Usage Guide¶
Typical Workflow¶
- Run a Jupyter notebook or an interactive job to develop and test your job script. Develop using a limited number of GPU’s.
- Create a Job Request and submit your job(s). Your job will use more GPUs, CPUs and memory.
- Check your results and repeat as needed.
Store your scripts, data and logs on the shared project space.
Do’s¶
- As GPULab is a shared system, it is in everyones best interest to use the GPU and CPU resources efficiently:
- Make sure you do not have idle jobs running. Cancel jobs if you are not currently using the GPU’s and CPU’s.
- Make sure you actually use the resources you requested. (For now, you need to check this manually inside your job, GPULab will later collect these statistics itself.)
- Be economical with the disk space on the shared project space. (For the moment, the disk is too full to ignore disk space usage. This should change in the future.)
- For long running jobs, we strongly advice you to use checkpoints so that your job is resumable.
- GPULab only stores the first few MB of the output of your job. So make sure you log to the shared storage if you need more logging.

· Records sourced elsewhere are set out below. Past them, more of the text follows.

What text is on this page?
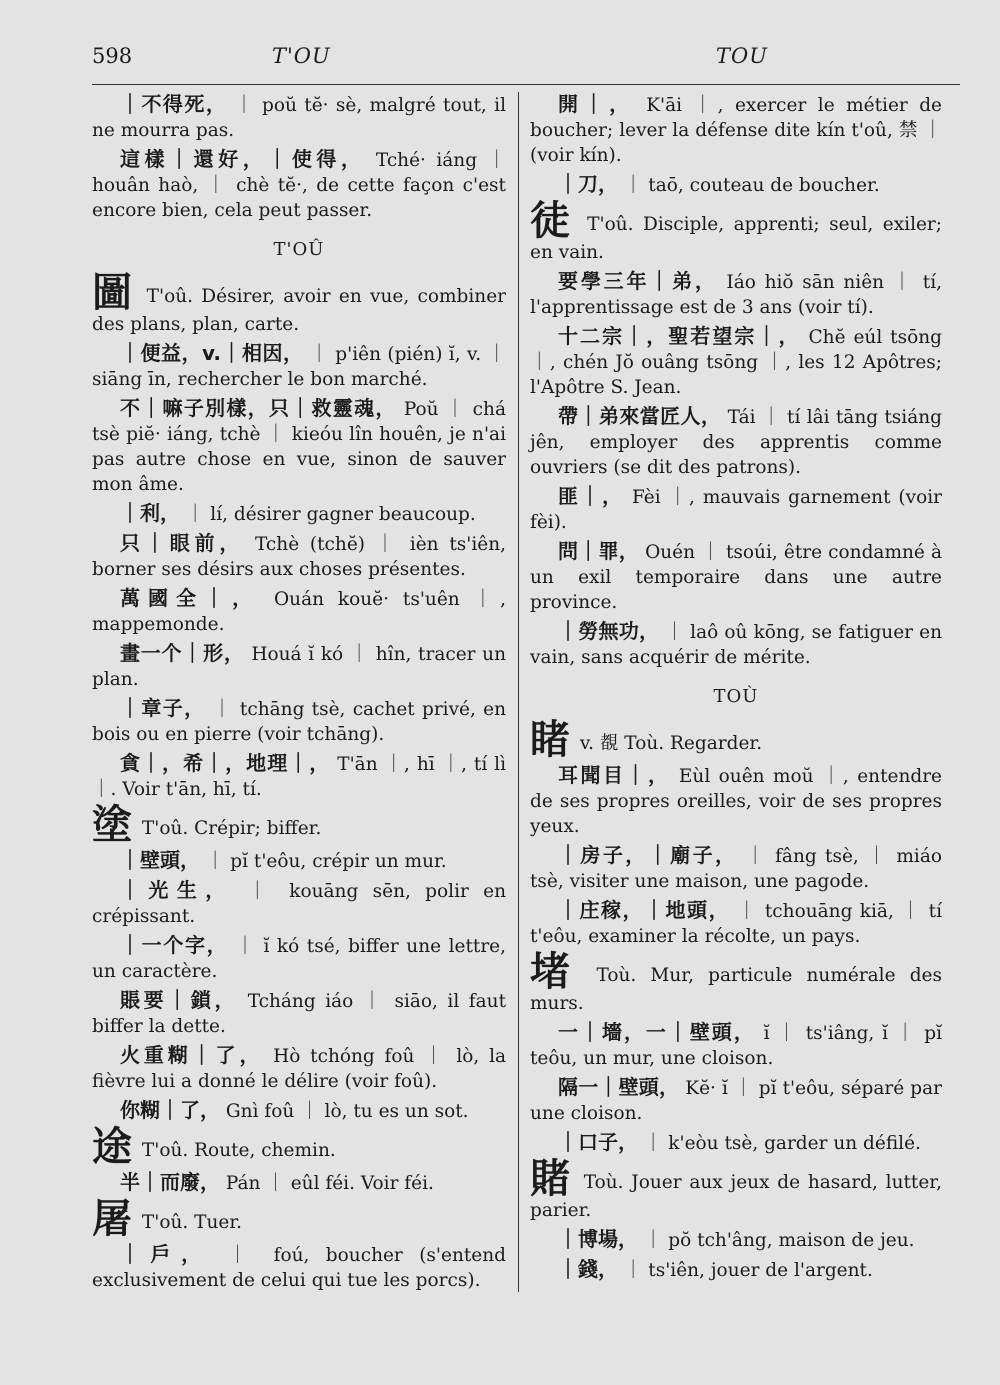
598	T'OU	TOU
｜不得死， ｜ poŭ tĕ· sè, malgré tout, il ne mourra pas.
這樣｜還好，｜使得， Tché· iáng ｜ houân haò, ｜ chè tĕ·, de cette façon c'est encore bien, cela peut passer.
T'OÛ
圖 T'oû. Désirer, avoir en vue, combiner des plans, plan, carte.
｜便益，v.｜相因， ｜ p'iên (pién) ĭ, v. ｜ siāng īn, rechercher le bon marché.
不｜嘛子別樣，只｜救靈魂， Poŭ ｜ chá tsè piĕ· iáng, tchè ｜ kieóu lîn houên, je n'ai pas autre chose en vue, sinon de sauver mon âme.
｜利， ｜ lí, désirer gagner beaucoup.
只｜眼前， Tchè (tchĕ) ｜ ièn ts'iên, borner ses désirs aux choses présentes.
萬國全｜， Ouán kouĕ· ts'uên ｜, mappemonde.
畫一个｜形， Houá ĭ kó ｜ hîn, tracer un plan.
｜章子， ｜ tchāng tsè, cachet privé, en bois ou en pierre (voir tchāng).
貪｜，希｜，地理｜， T'ān ｜, hī ｜, tí lì ｜. Voir t'ān, hī, tí.
塗 T'oû. Crépir; biffer.
｜壁頭， ｜ pĭ t'eôu, crépir un mur.
｜光生， ｜ kouāng sēn, polir en crépissant.
｜一个字， ｜ ĭ kó tsé, biffer une lettre, un caractère.
賬要｜鎖， Tcháng iáo ｜ siāo, il faut biffer la dette.
火重糊｜了， Hò tchóng foû ｜ lò, la fièvre lui a donné le délire (voir foû).
你糊｜了， Gnì foû ｜ lò, tu es un sot.
途 T'oû. Route, chemin.
半｜而廢， Pán ｜ eûl féi. Voir féi.
屠 T'oû. Tuer.
｜戶， ｜ foú, boucher (s'entend exclusivement de celui qui tue les porcs).
開｜， K'āi ｜, exercer le métier de boucher; lever la défense dite kín t'oû, 禁 ｜ (voir kín).
｜刀， ｜ taō, couteau de boucher.
徒 T'oû. Disciple, apprenti; seul, exiler; en vain.
要學三年｜弟， Iáo hiŏ sān niên ｜ tí, l'apprentissage est de 3 ans (voir tí).
十二宗｜，聖若望宗｜， Chĕ eúl tsōng ｜, chén Jŏ ouâng tsōng ｜, les 12 Apôtres; l'Apôtre S. Jean.
帶｜弟來當匠人， Tái ｜ tí lâi tāng tsiáng jên, employer des apprentis comme ouvriers (se dit des patrons).
匪｜， Fèi ｜, mauvais garnement (voir fèi).
問｜罪， Ouén ｜ tsoúi, être condamné à un exil temporaire dans une autre province.
｜勞無功， ｜ laô oû kōng, se fatiguer en vain, sans acquérir de mérite.
TOÙ
睹 v. 覩 Toù. Regarder.
耳聞目｜， Eùl ouên moŭ ｜, entendre de ses propres oreilles, voir de ses propres yeux.
｜房子，｜廟子， ｜ fâng tsè, ｜ miáo tsè, visiter une maison, une pagode.
｜庄稼，｜地頭， ｜ tchouāng kiā, ｜ tí t'eôu, examiner la récolte, un pays.
堵 Toù. Mur, particule numérale des murs.
一｜墻，一｜壁頭， ĭ ｜ ts'iâng, ĭ ｜ pĭ teôu, un mur, une cloison.
隔一｜壁頭， Kĕ· ĭ ｜ pĭ t'eôu, séparé par une cloison.
｜口子， ｜ k'eòu tsè, garder un défilé.
賭 Toù. Jouer aux jeux de hasard, lutter, parier.
｜博場， ｜ pŏ tch'âng, maison de jeu.
｜錢， ｜ ts'iên, jouer de l'argent.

- Contact the GPULab admins if there are not enough resources, if you want to reserve a large number in advance, if you spot bugs, or if you have any questions.
Maximum Simultanious Jobs¶
To ensure a fair distribution of the available resources on GPULab, there is a cap on the number of simultanious jobs that can run system-wide:
- 10 jobs per user
- 20 jobs per project
Additionally, on some smaller clusters the number of concurrent jobs per user/project is reduced even further to ensure fair access for everyone.
These limits enables you and your project partners to submit many jobs, while not blocking all resources for other users.
These limits can be changed via a motivated request to the GPULab admins They can be lowered (if you want less simultanious jobs to run), or increased (in which case you’ll need to take care not to block other users).
CPU and GPU usage monitoring¶
It is usefull to check if your jobs are fully using the resources (CPU/GPU) you have requested. Otherwise, you are both blocking resources for others, as well as waiting much longer for your jobs than needed.
There are multiple methods to check the resource usage of your jobs.
First of all, the GPULab website has a “Usage Graphs” tab for each job. The CPU, GPU and memory usage are plotted over time here.
Be warned that there is currenly a bug that for some jobs sets all GPU statistics incorrectly to 0. If your GPU usage is 0, you can check for this bug, by looking at the “GPU Mem Limit” statistic. This is the memory available on the GPU, and it should be a fixed number of GB (depending on the GPU) at all time. If this is 0, that means that all GPU statistics are incorrectly set to 0. (We hop to fix this bug soon.)
When a job ends, GPULab will put aggregated statistics in the “General Info” tab on the site. These statistics do not suffer from the same bug, but are only available when the job has ended.
You can also execute “nvidia-smi” manually on the job container, to verify the current usage. To do this, log into the job using
gpulab-cli ssh <job_id>
or if it is a jupyterhub job, use the jupyter notebook interface to start a new terminal.